Хольц как раз пытался решить, может ли небольшой, но прелестный Коро заполнить очевидный пробел в токийской коллекции Онодзука, когда раздался телефонный звонок. Камилла захныкала и натянула одеяло на голову. Хольц взглянул на часы на тумбочке. Почти одиннадцать.
— Хольц? Это Бернар Денуайе.
Хольц еще раз посмотрел на часы и нахмурился:
— Вы рано встали, мой друг. Сколько сейчас во Франции? Пять?
— Нет, я на Багамах. Хольц, я тут кое-что видел, и мне это очень не понравилось. Фотографии сняты на прошлой неделе у моего дома на Кап-Ферра. Сезанн, Хольц, Сезанн! Как его грузят в фургон сантехника.
Хольц уже не полулежал на подушках, а сидел, выпрямившись, и больше не понижал голос.
— И где они сейчас, эти фотографии? — Камилла недовольно завозилась и закрыла ухо подушкой. — Кто их сделал? Неужели эти подонки из «Пари матч»?
— Нет, они у меня. Мне их оставил фотограф — его зовут Келли. Он работает в том журнале, где в прошлом году была большая статья о нашем доме. Кажется «DQ» или что-то в этом роде.
— Никогда о таком не слышал. — Камилла застонала, и Хольц водрузил ей на голову вторую подушку. — А этот Келли, он что, хочет денег?
Денуайе ответил не сразу.
— Думаю, что нет. Он сказал, что завтра возвращается в Нью-Йорк, значит, я больше его не увижу. Но что происходит? Я думал, вы собираетесь отправить картину в Цюрих. Мы ведь договаривались. В Цюрих, а потом в Гонконг, и ни одна живая душа ни о чем не узнает — так вы говорили.
Хольцу нередко приходилось успокаивать трудных клиентов. В большинстве сомнительных сделок, подобных этой, бывает период неопределенности — иногда несколько часов, или дней, или даже недель, — когда один ее участник вынужден полностью довериться другому.

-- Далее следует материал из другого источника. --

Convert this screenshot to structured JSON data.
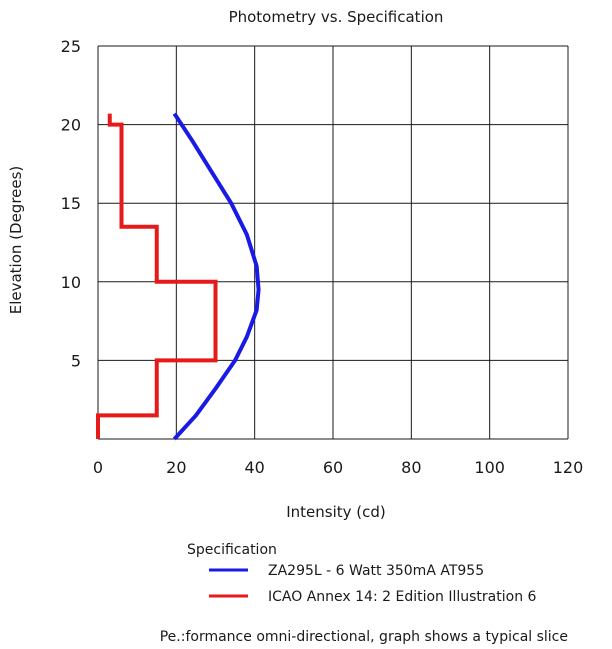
{
  "chart_data": {
    "type": "line",
    "title": "Photometry vs. Specification",
    "xlabel": "Intensity (cd)",
    "ylabel": "Elevation (Degrees)",
    "xlim": [
      0,
      120
    ],
    "ylim": [
      0,
      25
    ],
    "xticks": [
      "0",
      "20",
      "40",
      "60",
      "80",
      "100",
      "120"
    ],
    "yticks": [
      "5",
      "10",
      "15",
      "20",
      "25"
    ],
    "grid": true,
    "legend_title": "Specification",
    "legend_position": "bottom",
    "series": [
      {
        "name": "ZA295L - 6 Watt 350mA AT955",
        "color": "#1a1ae6",
        "x": [
          19.5,
          25,
          30,
          35,
          38,
          40.5,
          41,
          40.5,
          38,
          34,
          29,
          24,
          19.5
        ],
        "y": [
          0,
          1.5,
          3.2,
          5,
          6.5,
          8.2,
          9.5,
          11,
          13,
          15,
          17,
          19,
          20.7
        ]
      },
      {
        "name": "ICAO Annex 14: 2 Edition Illustration 6",
        "color": "#e61a1a",
        "x": [
          0,
          0,
          15,
          15,
          30,
          30,
          15,
          15,
          6,
          6,
          3,
          3
        ],
        "y": [
          0,
          1.5,
          1.5,
          5,
          5,
          10,
          10,
          13.5,
          13.5,
          20,
          20,
          20.7
        ]
      }
    ],
    "footnote": "Pe.:formance omni-directional, graph shows a typical slice"
  }
}
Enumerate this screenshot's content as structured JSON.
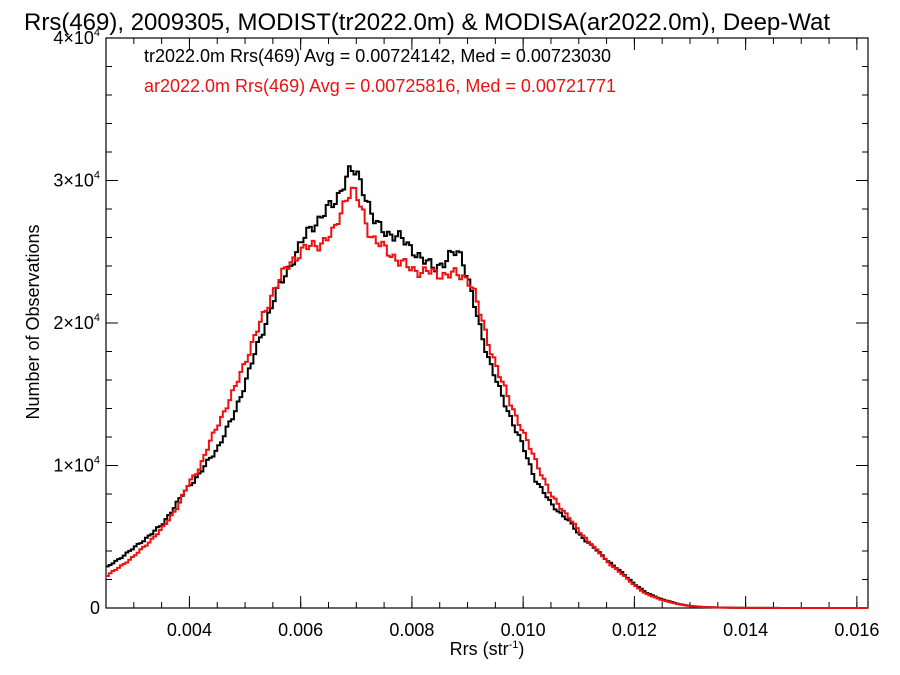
{
  "chart_data": {
    "type": "line",
    "title": "Rrs(469), 2009305, MODIST(tr2022.0m) & MODISA(ar2022.0m), Deep-Wat",
    "xlabel": "Rrs (str",
    "xlabel_sup": "-1",
    "xlabel_end": ")",
    "ylabel": "Number of Observations",
    "xlim": [
      0.0025,
      0.0162
    ],
    "ylim": [
      0,
      40000
    ],
    "x_ticks": [
      0.004,
      0.006,
      0.008,
      0.01,
      0.012,
      0.014,
      0.016
    ],
    "x_tick_labels": [
      "0.004",
      "0.006",
      "0.008",
      "0.010",
      "0.012",
      "0.014",
      "0.016"
    ],
    "y_ticks": [
      0,
      10000,
      20000,
      30000,
      40000
    ],
    "y_tick_labels": [
      {
        "main": "0",
        "sup": ""
      },
      {
        "main": "1×10",
        "sup": "4"
      },
      {
        "main": "2×10",
        "sup": "4"
      },
      {
        "main": "3×10",
        "sup": "4"
      },
      {
        "main": "4×10",
        "sup": "4"
      }
    ],
    "grid": false,
    "legend_position": "top-left",
    "series": [
      {
        "name": "tr2022.0m Rrs(469) Avg = 0.00724142, Med = 0.00723030",
        "color": "#000000",
        "x": [
          0.0025,
          0.003,
          0.0035,
          0.0038,
          0.004,
          0.0042,
          0.0045,
          0.0048,
          0.005,
          0.0053,
          0.0055,
          0.0058,
          0.006,
          0.0062,
          0.0064,
          0.0066,
          0.0067,
          0.0068,
          0.0069,
          0.007,
          0.0071,
          0.0072,
          0.0073,
          0.0074,
          0.0076,
          0.0078,
          0.008,
          0.0082,
          0.0084,
          0.0086,
          0.0087,
          0.0088,
          0.0089,
          0.009,
          0.0091,
          0.0092,
          0.0094,
          0.0096,
          0.0098,
          0.01,
          0.0102,
          0.0105,
          0.0108,
          0.011,
          0.0112,
          0.0115,
          0.0118,
          0.012,
          0.0122,
          0.0125,
          0.0128,
          0.013,
          0.0132,
          0.0135,
          0.0138,
          0.014,
          0.0145,
          0.015,
          0.0155,
          0.0162
        ],
        "y": [
          2800,
          4200,
          5800,
          7500,
          8600,
          9500,
          11200,
          13500,
          15800,
          19200,
          21500,
          24000,
          25500,
          26800,
          27600,
          28400,
          29200,
          30100,
          30600,
          30500,
          29800,
          28600,
          27300,
          26700,
          26300,
          25900,
          25300,
          24300,
          24000,
          24200,
          24700,
          25100,
          24800,
          23200,
          21600,
          20000,
          17300,
          15000,
          13200,
          11300,
          9200,
          7300,
          6200,
          5200,
          4500,
          3400,
          2400,
          1700,
          1100,
          600,
          280,
          150,
          80,
          40,
          20,
          10,
          5,
          3,
          1,
          0
        ]
      },
      {
        "name": "ar2022.0m Rrs(469) Avg = 0.00725816, Med = 0.00721771",
        "color": "#ee1111",
        "x": [
          0.0025,
          0.003,
          0.0035,
          0.0038,
          0.004,
          0.0042,
          0.0045,
          0.0048,
          0.005,
          0.0053,
          0.0055,
          0.0058,
          0.006,
          0.0062,
          0.0064,
          0.0066,
          0.0067,
          0.0068,
          0.0069,
          0.007,
          0.0071,
          0.0072,
          0.0073,
          0.0074,
          0.0076,
          0.0078,
          0.008,
          0.0082,
          0.0084,
          0.0086,
          0.0087,
          0.0088,
          0.0089,
          0.009,
          0.0091,
          0.0092,
          0.0094,
          0.0096,
          0.0098,
          0.01,
          0.0102,
          0.0105,
          0.0108,
          0.011,
          0.0112,
          0.0115,
          0.0118,
          0.012,
          0.0122,
          0.0125,
          0.0128,
          0.013,
          0.0132,
          0.0135,
          0.0138,
          0.014,
          0.0145,
          0.015,
          0.0155,
          0.0162
        ],
        "y": [
          2200,
          3600,
          5500,
          7200,
          8800,
          10000,
          12800,
          15200,
          17300,
          20200,
          22200,
          24200,
          25000,
          25400,
          25700,
          26300,
          27600,
          28700,
          29300,
          28900,
          28000,
          26800,
          25900,
          25500,
          25000,
          24200,
          23800,
          23600,
          23500,
          23400,
          23400,
          23400,
          23300,
          23200,
          22400,
          21000,
          18400,
          16000,
          14200,
          12300,
          10600,
          7900,
          6500,
          5400,
          4600,
          3300,
          2300,
          1600,
          1000,
          550,
          260,
          140,
          70,
          35,
          15,
          8,
          4,
          2,
          1,
          0
        ]
      }
    ]
  }
}
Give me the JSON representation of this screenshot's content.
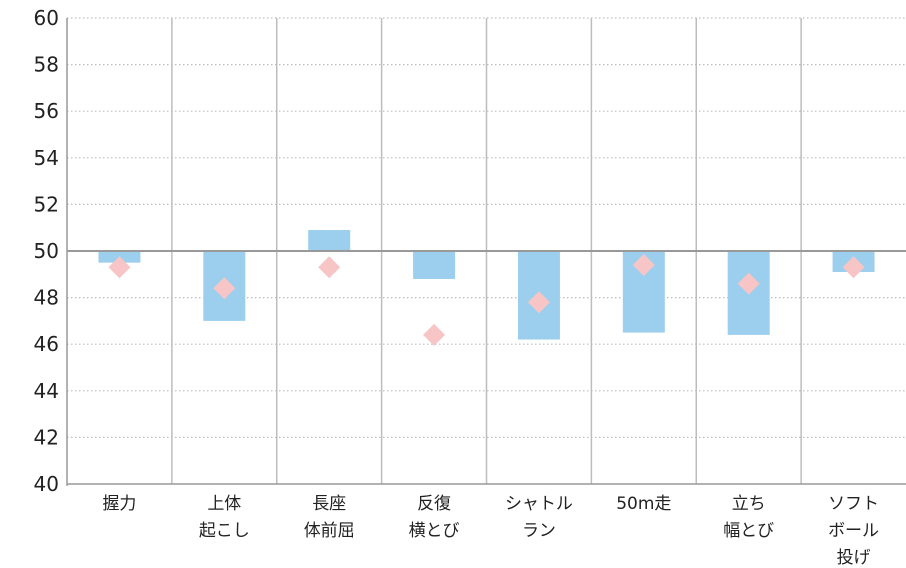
{
  "chart_data": {
    "type": "bar",
    "categories": [
      [
        "握力"
      ],
      [
        "上体",
        "起こし"
      ],
      [
        "長座",
        "体前屈"
      ],
      [
        "反復",
        "横とび"
      ],
      [
        "シャトル",
        "ラン"
      ],
      [
        "50m走"
      ],
      [
        "立ち",
        "幅とび"
      ],
      [
        "ソフト",
        "ボール",
        "投げ"
      ]
    ],
    "baseline": 50,
    "ylim": [
      40,
      60
    ],
    "yticks": [
      "60",
      "58",
      "56",
      "54",
      "52",
      "50",
      "48",
      "46",
      "44",
      "42",
      "40"
    ],
    "grid": true,
    "series": [
      {
        "type": "bar",
        "values": [
          49.5,
          47.0,
          50.9,
          48.8,
          46.2,
          46.5,
          46.4,
          49.1
        ]
      },
      {
        "type": "scatter",
        "marker": "diamond",
        "values": [
          49.3,
          48.4,
          49.3,
          46.4,
          47.8,
          49.4,
          48.6,
          49.3
        ]
      }
    ],
    "colors": {
      "bar": "#9ccfee",
      "marker": "#f7c5c5",
      "grid": "#bdbdbd",
      "axis": "#999999",
      "baseline": "#999999"
    }
  }
}
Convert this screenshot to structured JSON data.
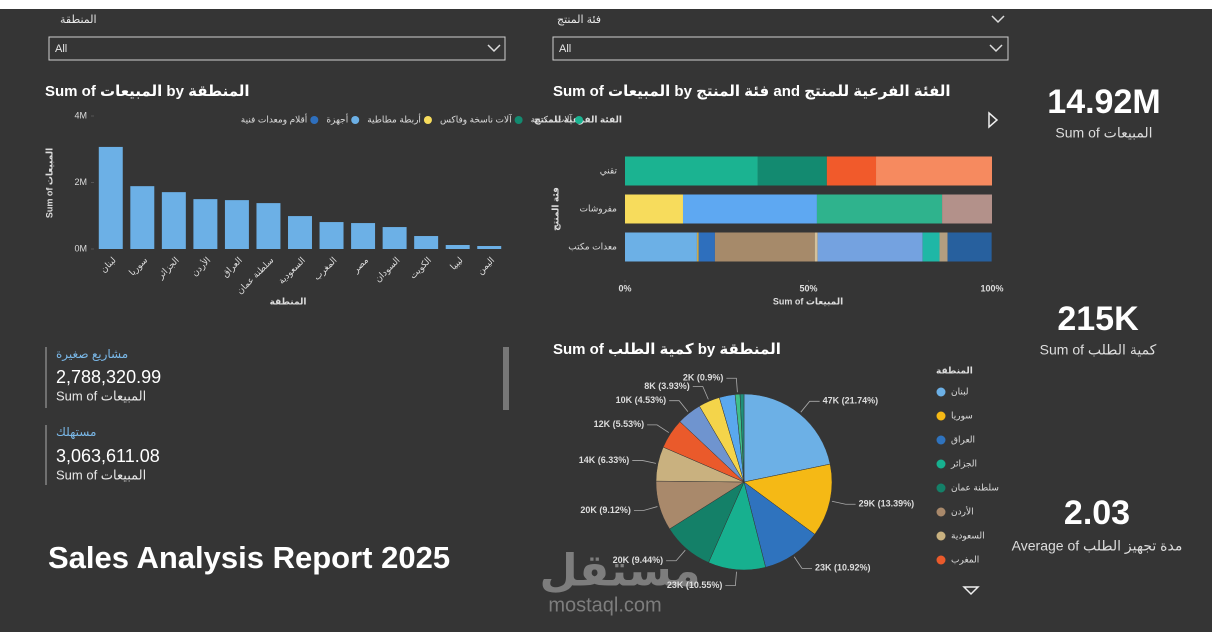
{
  "report_title": "Sales Analysis Report 2025",
  "slicers": [
    {
      "label": "المنطقة",
      "value": "All"
    },
    {
      "label": "فئة المنتج",
      "value": "All"
    }
  ],
  "kpi_cards": [
    {
      "value": "14.92M",
      "label": "Sum of المبيعات"
    },
    {
      "value": "215K",
      "label": "Sum of كمية الطلب"
    },
    {
      "value": "2.03",
      "label": "Average of مدة تجهيز الطلب"
    }
  ],
  "multi_row_card": [
    {
      "category": "مشاريع صغيرة",
      "value": "2,788,320.99",
      "label": "Sum of المبيعات"
    },
    {
      "category": "مستهلك",
      "value": "3,063,611.08",
      "label": "Sum of المبيعات"
    }
  ],
  "watermark": {
    "logo": "مستقل",
    "url": "mostaql.com"
  },
  "chart_data": [
    {
      "type": "bar",
      "title": "Sum of المبيعات by المنطقة",
      "x_label": "المنطقة",
      "y_label": "Sum of المبيعات",
      "categories": [
        "لبنان",
        "سوريا",
        "الجزائر",
        "الأردن",
        "العراق",
        "سلطنة عمان",
        "السعودية",
        "المغرب",
        "مصر",
        "السودان",
        "الكويت",
        "ليبيا",
        "اليمن"
      ],
      "values": [
        3070000,
        1890000,
        1710000,
        1500000,
        1470000,
        1380000,
        990000,
        810000,
        780000,
        660000,
        390000,
        120000,
        90000
      ],
      "color": "#6cb0e6",
      "ylim": [
        0,
        4000000
      ],
      "yticks": [
        {
          "value": 0,
          "label": "0M"
        },
        {
          "value": 2000000,
          "label": "2M"
        },
        {
          "value": 4000000,
          "label": "4M"
        }
      ]
    },
    {
      "type": "stacked_bar_100",
      "title": "Sum of المبيعات by فئة المنتج and الفئة الفرعية للمنتج",
      "x_label": "Sum of المبيعات",
      "y_label": "فئة المنتج",
      "legend_title": "الفئة الفرعية للمنتج",
      "categories": [
        "تقني",
        "مفروشات",
        "معدات مكتب"
      ],
      "xlim": [
        0,
        100
      ],
      "xticks": [
        {
          "value": 0,
          "label": "0%"
        },
        {
          "value": 50,
          "label": "50%"
        },
        {
          "value": 100,
          "label": "100%"
        }
      ],
      "series": [
        {
          "name": "آلات مكتبية",
          "color": "#1bb391",
          "values": [
            36.2,
            null,
            null
          ]
        },
        {
          "name": "آلات ناسخة وفاكس",
          "color": "#138a70",
          "values": [
            18.8,
            null,
            null
          ]
        },
        {
          "color": "#f15a2b",
          "values": [
            13.4,
            null,
            null
          ]
        },
        {
          "color": "#f68a5f",
          "values": [
            31.6,
            null,
            null
          ]
        },
        {
          "name": "أربطة مطاطية",
          "color": "#f7dc5c",
          "values": [
            null,
            15.8,
            null
          ]
        },
        {
          "color": "#5ea8f2",
          "values": [
            null,
            36.5,
            null
          ]
        },
        {
          "color": "#2fb38d",
          "values": [
            null,
            34.1,
            null
          ]
        },
        {
          "color": "#b3918a",
          "values": [
            null,
            13.6,
            null
          ]
        },
        {
          "name": "أجهزة",
          "color": "#6cb0e6",
          "values": [
            null,
            null,
            19.6
          ]
        },
        {
          "color": "#c9a94d",
          "values": [
            null,
            null,
            0.5
          ]
        },
        {
          "name": "أقلام ومعدات فنية",
          "color": "#2e6fbd",
          "values": [
            null,
            null,
            4.4
          ]
        },
        {
          "color": "#a68a6a",
          "values": [
            null,
            null,
            27.2
          ]
        },
        {
          "color": "#d4c09a",
          "values": [
            null,
            null,
            0.8
          ]
        },
        {
          "color": "#74a2e0",
          "values": [
            null,
            null,
            28.6
          ]
        },
        {
          "color": "#1fb7a6",
          "values": [
            null,
            null,
            4.6
          ]
        },
        {
          "color": "#b39e80",
          "values": [
            null,
            null,
            2.2
          ]
        },
        {
          "color": "#27609e",
          "values": [
            null,
            null,
            12.0
          ]
        }
      ]
    },
    {
      "type": "pie",
      "title": "Sum of كمية الطلب by المنطقة",
      "legend_title": "المنطقة",
      "categories": [
        "لبنان",
        "سوريا",
        "العراق",
        "الجزائر",
        "سلطنة عمان",
        "الأردن",
        "السعودية",
        "المغرب",
        null,
        null,
        null,
        null,
        null
      ],
      "values": [
        21.74,
        13.39,
        10.92,
        10.55,
        9.44,
        9.12,
        6.33,
        5.53,
        4.53,
        3.93,
        2.9,
        0.9,
        0.72
      ],
      "value_labels": [
        "47K (21.74%)",
        "29K (13.39%)",
        "23K (10.92%)",
        "23K (10.55%)",
        "20K (9.44%)",
        "20K (9.12%)",
        "14K (6.33%)",
        "12K (5.53%)",
        "10K (4.53%)",
        "8K (3.93%)",
        null,
        "2K (0.9%)",
        null
      ],
      "colors": [
        "#6cb0e6",
        "#f5b915",
        "#2f73be",
        "#17b08f",
        "#148068",
        "#a9896b",
        "#c9b17f",
        "#ea5a2b",
        "#6f94cf",
        "#f4d44a",
        "#5aa8ee",
        "#3fbf8a",
        "#1f8f7a"
      ]
    }
  ]
}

Хольц всегда устраивал так, чтобы проявлять доверчивость приходилось не ему, а клиенту, но при этом хорошо понимал, какую тревогу чувствует человек, вручивший свою судьбу или деньги в руки постороннего. Он опять откинулся на подушки, и голос его стал мягким и уверенным.
Беспокоиться совершенно не о чем, если, разумеется, фотографии нигде больше не выплывут. А об этом он сумеет позаботиться, заверил Хольц француза, кинув взгляд на спящую Камиллу. Прервав Денуайе, начавшего было задавать вопросы, он продолжил: Клод — это не проблема. Он предан хозяину и скажет все, что ему велят, а об остальном будет молчать. А что касается фургона, так это элементарная маскировка. Водитель — никакой не сантехник, а сотрудник Хольца, курьер, перевозящий ценные вещи, не привлекая к себе особого внимания. Разве кто-нибудь заподозрит, что в старом, поцарапанном «рено» едет драгоценное полотно? Разумеется, нет. И Денуайе может быть совершенно уверен, что в настоящий момент его Сезанн спокойно катит по Европе. Хольц, правда, не упомянул, что по дороге картина сделает остановку в Париже, но ведь владельцу было совершенно необязательно знать об этом.
— Вот видите, друг мой? Вы можете быть совершенно спокойны. Это просто мелкое неудобство, не больше. Расслабьтесь, грейтесь на солнышке, а остальное предоставьте мне.
Денуайе положил трубку и долго стоял у окна, вглядываясь в черную тропическую ночь. Впервые за свою упорядоченную и законопослушную жизнь он имел дело с таким человеком, как Хольц. Очень неприятно. Беспокойство, ощущение зависимости, даже чувство вины. Но менять что-то уже поздно. Он завяз слишком глубоко. Ничего не поделаешь. Денуайе подошел к бару и налил себе коньяка. Хольц вроде бы уверен, что сможет уничтожить негативы и другие отпечатки, если они имеются. И этот молодой человек, похоже, говорил искренне. Может, он и правда поднимает шум из-за невинного совпадения. Но все равно, поскорее бы все это кончилось.